Under the DSCSA, all 3PLs are required to be licensed as 3PLs (and not wholesale distributors), either by FDA or by states that have implemented their own separate state licensing standards for 3PLs. The federal system for 3PL licensing must be used when a state from which the drug is distributed has not established its own standards. However, the federal system has not yet been created. As a result, the DSCSA’s licensure requirement has left 3PLs located in states that do not have their own separate state licensing standards for 3PLs in a bind. They are not yet able to benefit from a federal licensing scheme, and they are in some cases struggling to obtain licensing in the state into which the drugs they warehouse or coordinate are distributed.

4. To what extent will FDA recognize inspection of wholesale distributors by independent accreditors such as VAWD?

FDA’s proposed rule will include standards for timely physical inspection of any wholesale distribution facility.

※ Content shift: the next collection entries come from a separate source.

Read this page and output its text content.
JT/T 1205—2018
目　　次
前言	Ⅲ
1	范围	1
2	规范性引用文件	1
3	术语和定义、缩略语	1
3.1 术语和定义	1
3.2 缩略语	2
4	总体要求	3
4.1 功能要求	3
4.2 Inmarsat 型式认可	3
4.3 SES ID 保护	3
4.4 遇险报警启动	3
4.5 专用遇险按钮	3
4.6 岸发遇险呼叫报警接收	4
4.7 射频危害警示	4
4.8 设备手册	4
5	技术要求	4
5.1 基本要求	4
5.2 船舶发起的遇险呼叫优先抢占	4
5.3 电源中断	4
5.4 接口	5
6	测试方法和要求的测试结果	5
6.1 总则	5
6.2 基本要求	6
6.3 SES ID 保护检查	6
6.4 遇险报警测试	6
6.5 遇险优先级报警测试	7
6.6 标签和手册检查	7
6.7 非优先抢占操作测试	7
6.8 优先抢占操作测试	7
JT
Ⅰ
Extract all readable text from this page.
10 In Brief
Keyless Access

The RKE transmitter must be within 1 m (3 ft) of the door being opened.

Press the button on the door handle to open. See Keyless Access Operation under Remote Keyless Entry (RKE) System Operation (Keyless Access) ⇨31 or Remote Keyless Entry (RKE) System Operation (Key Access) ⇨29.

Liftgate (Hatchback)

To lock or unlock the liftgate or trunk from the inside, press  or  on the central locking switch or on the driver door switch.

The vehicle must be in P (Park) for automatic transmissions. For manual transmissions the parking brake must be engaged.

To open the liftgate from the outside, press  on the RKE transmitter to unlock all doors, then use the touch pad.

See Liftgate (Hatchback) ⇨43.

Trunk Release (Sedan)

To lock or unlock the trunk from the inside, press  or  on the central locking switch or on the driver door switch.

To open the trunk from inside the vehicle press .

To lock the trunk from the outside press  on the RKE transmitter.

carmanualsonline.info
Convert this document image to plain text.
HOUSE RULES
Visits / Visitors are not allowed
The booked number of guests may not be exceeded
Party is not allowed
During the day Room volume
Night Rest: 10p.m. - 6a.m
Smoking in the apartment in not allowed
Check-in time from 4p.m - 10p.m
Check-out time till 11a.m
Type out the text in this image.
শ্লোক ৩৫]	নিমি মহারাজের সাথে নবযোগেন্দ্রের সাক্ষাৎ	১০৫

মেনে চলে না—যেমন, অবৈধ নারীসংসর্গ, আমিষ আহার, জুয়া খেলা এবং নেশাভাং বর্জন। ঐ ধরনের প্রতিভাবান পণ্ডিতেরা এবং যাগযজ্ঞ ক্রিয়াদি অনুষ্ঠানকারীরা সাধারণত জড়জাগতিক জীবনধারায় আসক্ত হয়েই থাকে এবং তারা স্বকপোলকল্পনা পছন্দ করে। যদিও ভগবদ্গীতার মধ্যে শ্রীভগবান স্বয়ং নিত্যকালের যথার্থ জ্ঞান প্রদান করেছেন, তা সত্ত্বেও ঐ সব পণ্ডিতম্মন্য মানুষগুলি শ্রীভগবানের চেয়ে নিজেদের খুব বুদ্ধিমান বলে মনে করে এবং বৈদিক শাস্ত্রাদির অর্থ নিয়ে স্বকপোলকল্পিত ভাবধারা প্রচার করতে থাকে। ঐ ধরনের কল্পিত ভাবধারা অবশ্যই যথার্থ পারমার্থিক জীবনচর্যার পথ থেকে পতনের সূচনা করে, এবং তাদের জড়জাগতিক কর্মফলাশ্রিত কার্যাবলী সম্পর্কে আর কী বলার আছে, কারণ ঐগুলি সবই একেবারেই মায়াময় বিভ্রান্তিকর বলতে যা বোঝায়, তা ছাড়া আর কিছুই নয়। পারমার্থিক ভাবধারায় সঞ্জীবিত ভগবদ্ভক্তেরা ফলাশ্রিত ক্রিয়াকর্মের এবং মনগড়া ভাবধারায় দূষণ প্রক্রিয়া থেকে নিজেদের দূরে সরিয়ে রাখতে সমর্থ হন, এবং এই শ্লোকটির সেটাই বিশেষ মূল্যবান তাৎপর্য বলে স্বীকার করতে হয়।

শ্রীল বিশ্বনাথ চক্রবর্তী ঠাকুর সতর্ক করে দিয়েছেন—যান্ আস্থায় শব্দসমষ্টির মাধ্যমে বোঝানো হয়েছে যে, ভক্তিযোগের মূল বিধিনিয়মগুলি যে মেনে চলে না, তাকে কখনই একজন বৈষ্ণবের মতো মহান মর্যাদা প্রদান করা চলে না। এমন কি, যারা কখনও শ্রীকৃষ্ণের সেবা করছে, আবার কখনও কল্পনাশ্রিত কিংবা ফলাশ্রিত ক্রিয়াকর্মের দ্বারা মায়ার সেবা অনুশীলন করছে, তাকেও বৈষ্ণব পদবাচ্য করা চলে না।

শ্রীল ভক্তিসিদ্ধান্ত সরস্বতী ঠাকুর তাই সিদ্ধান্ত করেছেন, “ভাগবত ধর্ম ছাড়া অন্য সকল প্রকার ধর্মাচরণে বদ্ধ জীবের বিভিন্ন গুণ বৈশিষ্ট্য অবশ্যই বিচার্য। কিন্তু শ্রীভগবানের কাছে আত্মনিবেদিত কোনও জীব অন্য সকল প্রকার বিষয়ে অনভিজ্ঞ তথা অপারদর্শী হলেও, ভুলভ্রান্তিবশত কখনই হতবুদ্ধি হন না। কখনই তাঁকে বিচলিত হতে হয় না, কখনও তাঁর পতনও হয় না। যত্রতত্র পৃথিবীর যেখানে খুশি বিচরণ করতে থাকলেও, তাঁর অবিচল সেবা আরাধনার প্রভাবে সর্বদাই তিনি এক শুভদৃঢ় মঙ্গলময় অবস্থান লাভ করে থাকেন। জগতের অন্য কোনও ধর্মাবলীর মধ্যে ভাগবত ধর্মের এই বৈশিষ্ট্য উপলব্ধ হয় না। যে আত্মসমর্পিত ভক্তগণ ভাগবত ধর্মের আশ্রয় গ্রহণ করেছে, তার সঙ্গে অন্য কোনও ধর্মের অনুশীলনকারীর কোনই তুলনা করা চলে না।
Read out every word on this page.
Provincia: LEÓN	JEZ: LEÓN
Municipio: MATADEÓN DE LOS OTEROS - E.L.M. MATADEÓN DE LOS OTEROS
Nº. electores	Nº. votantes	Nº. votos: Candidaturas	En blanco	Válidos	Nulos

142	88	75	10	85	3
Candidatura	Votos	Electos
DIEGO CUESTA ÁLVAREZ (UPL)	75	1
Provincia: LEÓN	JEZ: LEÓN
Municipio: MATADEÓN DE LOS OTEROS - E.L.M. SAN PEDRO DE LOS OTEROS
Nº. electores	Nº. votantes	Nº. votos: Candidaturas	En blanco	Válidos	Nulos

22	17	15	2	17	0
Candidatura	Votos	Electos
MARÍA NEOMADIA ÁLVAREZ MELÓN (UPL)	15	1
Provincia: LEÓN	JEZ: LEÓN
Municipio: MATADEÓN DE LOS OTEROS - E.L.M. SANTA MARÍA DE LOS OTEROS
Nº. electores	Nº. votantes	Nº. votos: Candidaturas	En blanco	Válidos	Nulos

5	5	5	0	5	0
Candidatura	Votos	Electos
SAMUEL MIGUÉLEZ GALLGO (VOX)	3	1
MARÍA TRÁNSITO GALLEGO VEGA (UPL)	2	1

Section 583(c) allows the federal or state licensing authority to conduct the required inspections or to accept inspection by an approved third-party accreditation or inspection service. Some states rely on inspections conducted by NABP through its VAWD program, even though NABP’s VAWD standards are more stringent than both state and federal law. Will FDA recognize the VAWD program as a potential third-party inspection service? The issue of preemption again is highly pertinent. If FDA recognizes the VAWD program, will it want NABP to establish separate inspection standards that track the DSCSA (and FDA’s implementing regulations) and not the more stringent VAWD requirements?

5. Finally, how specifically will FDA address independent accreditation of 3PLs?

Section 584(d)(2)(A) requires FDA to establish a process for the issuance of 3PL licenses by federally-approved third-party accreditation programs (unless no such program meets federal requirements under Section 584(d)(2)(B)). How will FDA structure and manage these third-party programs? What rights will 3PLs have to appeal inspection findings? How will FDA approach enforcement actions against non-compliant 3PLs?

We hope these and many other issues are addressed when FDA issues its proposed regulations in December, though an exact date has not yet been set.